Look at the picture again.  Notice that her knee rolls inwards when her foot hits the ground, which is abnormal as it should remain pointing straight ahead.  There are multiple mechanical  causes in both the hip (weak lateral gluteal muscles causing the knee to roll inwards and the pelvis to drop), and an over-pronating foot again causing the knee to roll inwards.  An over-pronating foot (also known as a flat or planus foot type) requires more assessment as many things can cause a flattening of the foot arch when running.  In this case the causes of her over-pronating foot included a tight calf (the foot rolls inwards or pronates during the second half of stance phase to compensate for the tight calf, dragging the tibia or shin bone with it which rolls the knee inwards).
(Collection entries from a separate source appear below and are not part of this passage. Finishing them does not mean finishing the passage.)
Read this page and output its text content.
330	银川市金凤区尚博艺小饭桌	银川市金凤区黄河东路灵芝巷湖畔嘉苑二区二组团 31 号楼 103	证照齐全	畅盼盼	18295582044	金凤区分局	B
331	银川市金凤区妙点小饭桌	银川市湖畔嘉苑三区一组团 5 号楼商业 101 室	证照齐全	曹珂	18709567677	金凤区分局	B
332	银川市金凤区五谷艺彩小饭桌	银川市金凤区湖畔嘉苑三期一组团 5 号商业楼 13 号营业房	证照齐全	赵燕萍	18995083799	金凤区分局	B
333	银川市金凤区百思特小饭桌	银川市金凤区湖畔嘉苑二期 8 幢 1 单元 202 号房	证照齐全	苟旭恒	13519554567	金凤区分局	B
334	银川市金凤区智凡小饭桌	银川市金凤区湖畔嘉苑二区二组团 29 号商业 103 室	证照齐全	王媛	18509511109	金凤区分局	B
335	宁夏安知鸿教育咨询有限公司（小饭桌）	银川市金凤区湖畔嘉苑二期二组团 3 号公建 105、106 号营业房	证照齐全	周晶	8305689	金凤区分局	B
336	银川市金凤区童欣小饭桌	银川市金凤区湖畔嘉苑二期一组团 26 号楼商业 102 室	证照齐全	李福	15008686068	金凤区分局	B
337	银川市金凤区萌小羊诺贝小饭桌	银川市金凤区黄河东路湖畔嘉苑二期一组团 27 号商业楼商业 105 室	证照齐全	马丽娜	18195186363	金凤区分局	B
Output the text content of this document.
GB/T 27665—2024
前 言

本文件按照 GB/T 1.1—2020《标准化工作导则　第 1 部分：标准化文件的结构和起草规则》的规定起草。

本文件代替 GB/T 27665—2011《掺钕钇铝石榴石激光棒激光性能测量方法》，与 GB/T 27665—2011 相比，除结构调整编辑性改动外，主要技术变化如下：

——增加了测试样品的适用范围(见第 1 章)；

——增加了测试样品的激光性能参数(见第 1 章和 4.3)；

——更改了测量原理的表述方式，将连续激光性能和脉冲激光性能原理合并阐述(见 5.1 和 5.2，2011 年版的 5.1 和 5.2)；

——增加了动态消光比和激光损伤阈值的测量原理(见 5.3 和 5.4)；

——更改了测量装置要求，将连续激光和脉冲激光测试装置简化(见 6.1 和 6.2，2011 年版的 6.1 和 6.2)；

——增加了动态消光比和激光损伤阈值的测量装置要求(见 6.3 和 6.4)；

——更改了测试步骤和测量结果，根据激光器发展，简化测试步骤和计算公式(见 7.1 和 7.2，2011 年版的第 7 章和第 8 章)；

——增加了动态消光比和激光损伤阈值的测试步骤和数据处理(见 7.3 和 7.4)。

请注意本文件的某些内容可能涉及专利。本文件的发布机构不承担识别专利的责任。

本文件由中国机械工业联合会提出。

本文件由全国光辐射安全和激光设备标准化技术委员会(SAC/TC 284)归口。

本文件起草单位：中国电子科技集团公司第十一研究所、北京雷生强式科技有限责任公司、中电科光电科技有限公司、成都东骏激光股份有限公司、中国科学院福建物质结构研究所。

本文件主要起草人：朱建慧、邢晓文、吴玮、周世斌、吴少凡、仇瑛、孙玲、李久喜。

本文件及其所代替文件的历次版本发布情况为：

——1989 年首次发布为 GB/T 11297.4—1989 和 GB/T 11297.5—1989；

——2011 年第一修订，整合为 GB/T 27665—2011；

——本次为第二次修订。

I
The other factor causing the foot to roll inwards was structural – her heel bone was inverted relative to the tibia which causes the foot to roll inwards to get the foot properly onto the ground (again dragging the tibia with it and causing the knee to roll inwards with it).

So now we have our two diagnoses:

  1. Patellofemoral Pain Syndrome (ie a sore right kneecap).
  2. Causative factors - knee rolls inwards overloading the kneecap due to:
    • HIP:
      1. Weak lateral gluteals (gluteus medius and minimus);
    • FOOT: Over-pronation of the foot due to:
      1. Tight calf limiting ankle dorsiflexion when running / walking;
      2. Rearfoot varus (inverted heel bone).

So if we are going to sort this patients knee out and produce a lasting solution, guess what we need to target in our treatment?  Her kneecap…. Not likely!  You can tape her kneecap and strengthen her quads till the proverbial “cows come home” but the kneecap is not the cause, it’s the victim in this case.  All you’d be doing is treating symptoms not causes and at best providing temporary relief.  We really need to address the 3 main causes by considering treatments such as:

  1. Teach her how to progressively restore strength to the lateral gluteal muscles until she can walk and run without the knee rotating inwards.
  2. Teach her methods to improve calf flexibility and consider using a heel raise or selecting running shoes with an appropriate heel height. This will reduce the pronation arising from a tight calf.
  3. For the structural (bony alignment issue) involving the heel bone, referral to a skilled podiatrist is required as an orthotic (combined with appropriate running shoe selection) is the best way to prevent pronation arising from this type of problem.

Failing to address all the elements causing the knee to roll in when running will still leave a level of mechanical overload that may cause her pain to recur, but addressing all of the key factors adequately will result in a lasting solution.

For all types of persistent pain, looking for the multiple underlying causes that are relevant for that individual’s problem is one of the keys to successful and lasting treatment results.